Quería hablar sobre lo que le había pasado, sobre cómo se sentía, sobre Qingyi… No le tomó más que unos momentos arrepentirse.
—Te dije que no era nada… apenas lo conozco —dijo Meilin, sonrojándose y mirando hacia otro lado.
—Oh… vamos… ¿realmente quieres ser una de esas expertas locas eternamente vírgenes? ¿Sabes cuántos hombres morirían por tu gordo y sexy trasero? Creo que tú…
La voz de Mei Xiu murió en su garganta mientras sus ojos destellaban, enfocándose en un hombre de belleza trascendental que se acercaba en el horizonte, pasando a través de la seguridad que los rodeaba.
—Long Qingyi —Meilin se interpuso delante de su excitada amiga—. Sigue al guardia principal, él te mostrará dónde…
—¡Vienes con nosotras, guapo! —gritó Mei Xiu emocionada, pasando junto a Meilin y agarrando el brazo de Qingyi, arrastrándolo hacia el carruaje principal.
Giró su rostro, dándole a Meilin una risita burlona. Era como si estuviera diciendo: «Si tú no quieres el oro, lo tomaré yo».
Meilin se detuvo, cerró los ojos y calmó su corazón acelerado. ¡Realmente no debería haberle dicho nada a esa maldita chica!
***
La residencia de la familia Wang estaba en conmoción, gritos llenos de dolor resonando a través de los lujosos pasillos.
—¡Sé fuerte, cariño, lo lograrás! ¡Mamá sabe que lo harás! —gritó una mujer obesa, sus ojos llenos de lágrimas mientras sostenía las manos de su hijo, Wang Haoran.

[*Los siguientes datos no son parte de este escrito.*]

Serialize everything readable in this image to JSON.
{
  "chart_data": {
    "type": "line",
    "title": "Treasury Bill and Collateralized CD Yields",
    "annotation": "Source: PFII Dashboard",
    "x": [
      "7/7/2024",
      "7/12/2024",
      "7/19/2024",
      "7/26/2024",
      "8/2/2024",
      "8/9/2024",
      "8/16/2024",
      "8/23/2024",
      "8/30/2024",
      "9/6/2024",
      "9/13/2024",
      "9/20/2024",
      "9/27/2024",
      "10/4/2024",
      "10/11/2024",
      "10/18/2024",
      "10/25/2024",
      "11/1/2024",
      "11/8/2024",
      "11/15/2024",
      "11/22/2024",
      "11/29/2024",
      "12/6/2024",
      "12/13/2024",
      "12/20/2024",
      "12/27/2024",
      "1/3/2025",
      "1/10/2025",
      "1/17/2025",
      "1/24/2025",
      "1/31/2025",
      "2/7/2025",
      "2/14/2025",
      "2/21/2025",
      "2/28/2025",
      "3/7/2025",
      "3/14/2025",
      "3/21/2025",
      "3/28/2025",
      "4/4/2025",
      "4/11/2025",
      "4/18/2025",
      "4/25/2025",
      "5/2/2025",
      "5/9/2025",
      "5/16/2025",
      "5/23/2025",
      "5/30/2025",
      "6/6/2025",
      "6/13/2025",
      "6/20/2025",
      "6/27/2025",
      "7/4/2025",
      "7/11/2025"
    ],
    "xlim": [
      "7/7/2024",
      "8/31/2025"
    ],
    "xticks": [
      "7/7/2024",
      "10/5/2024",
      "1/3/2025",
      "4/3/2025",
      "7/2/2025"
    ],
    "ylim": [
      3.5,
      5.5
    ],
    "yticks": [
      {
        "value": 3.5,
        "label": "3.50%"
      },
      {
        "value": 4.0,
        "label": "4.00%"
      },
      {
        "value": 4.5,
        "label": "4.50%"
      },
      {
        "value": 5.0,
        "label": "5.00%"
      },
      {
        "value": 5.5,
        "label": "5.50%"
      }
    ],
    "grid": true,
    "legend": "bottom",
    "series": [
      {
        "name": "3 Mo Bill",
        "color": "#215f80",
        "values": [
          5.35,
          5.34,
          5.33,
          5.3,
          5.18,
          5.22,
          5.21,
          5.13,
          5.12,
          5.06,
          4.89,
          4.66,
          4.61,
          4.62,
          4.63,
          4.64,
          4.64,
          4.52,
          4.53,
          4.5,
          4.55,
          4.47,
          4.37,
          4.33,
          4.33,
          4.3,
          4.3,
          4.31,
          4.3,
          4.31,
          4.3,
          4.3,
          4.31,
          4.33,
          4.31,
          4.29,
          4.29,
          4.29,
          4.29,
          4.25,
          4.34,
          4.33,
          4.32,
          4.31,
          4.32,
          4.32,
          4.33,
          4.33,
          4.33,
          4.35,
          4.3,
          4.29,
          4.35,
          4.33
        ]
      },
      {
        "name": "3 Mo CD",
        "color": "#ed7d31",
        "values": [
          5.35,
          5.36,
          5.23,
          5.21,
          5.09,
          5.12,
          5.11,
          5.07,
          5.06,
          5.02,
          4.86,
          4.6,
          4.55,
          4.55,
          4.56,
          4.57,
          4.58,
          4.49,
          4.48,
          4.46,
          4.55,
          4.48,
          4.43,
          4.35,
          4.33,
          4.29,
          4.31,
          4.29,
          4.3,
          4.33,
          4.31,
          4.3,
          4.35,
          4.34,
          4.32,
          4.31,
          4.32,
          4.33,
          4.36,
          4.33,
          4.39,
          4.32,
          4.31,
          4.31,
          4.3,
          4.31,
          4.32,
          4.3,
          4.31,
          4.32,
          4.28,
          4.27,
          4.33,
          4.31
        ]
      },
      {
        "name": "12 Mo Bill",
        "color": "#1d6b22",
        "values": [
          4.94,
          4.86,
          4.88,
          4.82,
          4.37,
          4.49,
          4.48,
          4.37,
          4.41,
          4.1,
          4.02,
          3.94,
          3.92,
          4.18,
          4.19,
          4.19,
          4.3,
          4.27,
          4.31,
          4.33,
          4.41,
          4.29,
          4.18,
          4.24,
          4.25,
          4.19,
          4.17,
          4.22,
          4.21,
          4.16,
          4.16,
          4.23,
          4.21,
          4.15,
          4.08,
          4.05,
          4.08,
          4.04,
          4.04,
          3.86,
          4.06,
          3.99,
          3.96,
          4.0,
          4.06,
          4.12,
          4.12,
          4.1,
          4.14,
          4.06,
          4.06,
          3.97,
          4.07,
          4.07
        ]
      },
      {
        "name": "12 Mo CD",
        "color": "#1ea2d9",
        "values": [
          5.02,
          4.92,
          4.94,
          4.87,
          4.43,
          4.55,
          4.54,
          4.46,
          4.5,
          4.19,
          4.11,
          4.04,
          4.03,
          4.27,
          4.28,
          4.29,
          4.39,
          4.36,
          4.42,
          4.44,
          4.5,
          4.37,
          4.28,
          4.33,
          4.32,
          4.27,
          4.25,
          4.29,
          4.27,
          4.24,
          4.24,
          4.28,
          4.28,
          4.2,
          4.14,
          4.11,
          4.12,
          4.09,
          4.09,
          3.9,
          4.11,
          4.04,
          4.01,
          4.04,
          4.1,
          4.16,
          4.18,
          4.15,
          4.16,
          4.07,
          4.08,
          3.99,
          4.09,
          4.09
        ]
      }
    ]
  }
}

El joven maestro de la familia Wang estaba sudando frío, con las piernas abiertas y cubiertas solo con una sábana, con un viejo médico entre ellas.
—Ah… —El viejo doctor suspiró, sacudiendo la cabeza mientras se retiraba, limpiándose las manos con un paño sobre sus hombros.
—Dígame, doctor, ¿qué le pasa a mi hijo? —preguntó preocupado Wang Jiantian, un poderoso Falso Inmortal y patriarca de la familia Wang.
—Bueno… su tamaño es anormalmente pequeño y también parece bastante retorcido. Además, parece estar sufriendo algún tipo de torsión testicular. Es raro, pero ocurre naturalmente. Sin embargo, cuando tenemos en cuenta que le sucedió a él y a todos sus guardias al mismo tiempo, yo diría que fue un ataque.
—¿Un ataque? —El rostro de Jiantian se oscureció, todo su cuerpo temblando mientras miraba a su hijo lloroso—. Dígame, ¿puede curarlo?
—Sí —el doctor asintió—. El flujo sanguíneo al área se detuvo por demasiado tiempo, por lo que puede volverse incapaz de dar placer a una mujer, pero sobrevivirá.
Al escuchar esas palabras, el llanto de la madre de Haoran se volvió aún más fuerte mientras aferraba el rostro de su hijo.
—Estará bien, mi bebé… ¡Mamá lo promete!
Jiantian solo apretó los puños, saliendo de la habitación y mirando al horizonte.
—Quienquiera que seas, ¡prometo ante los cielos que morirás de forma horrible en mis manos!
Declaró, un temblor extendiéndose por toda su mansión, un trueno rasgando los cielos.
Esa era la señal de que su promesa a los cielos había sido reconocida y si no la cumplía, podría sufrir de un demonio del corazón.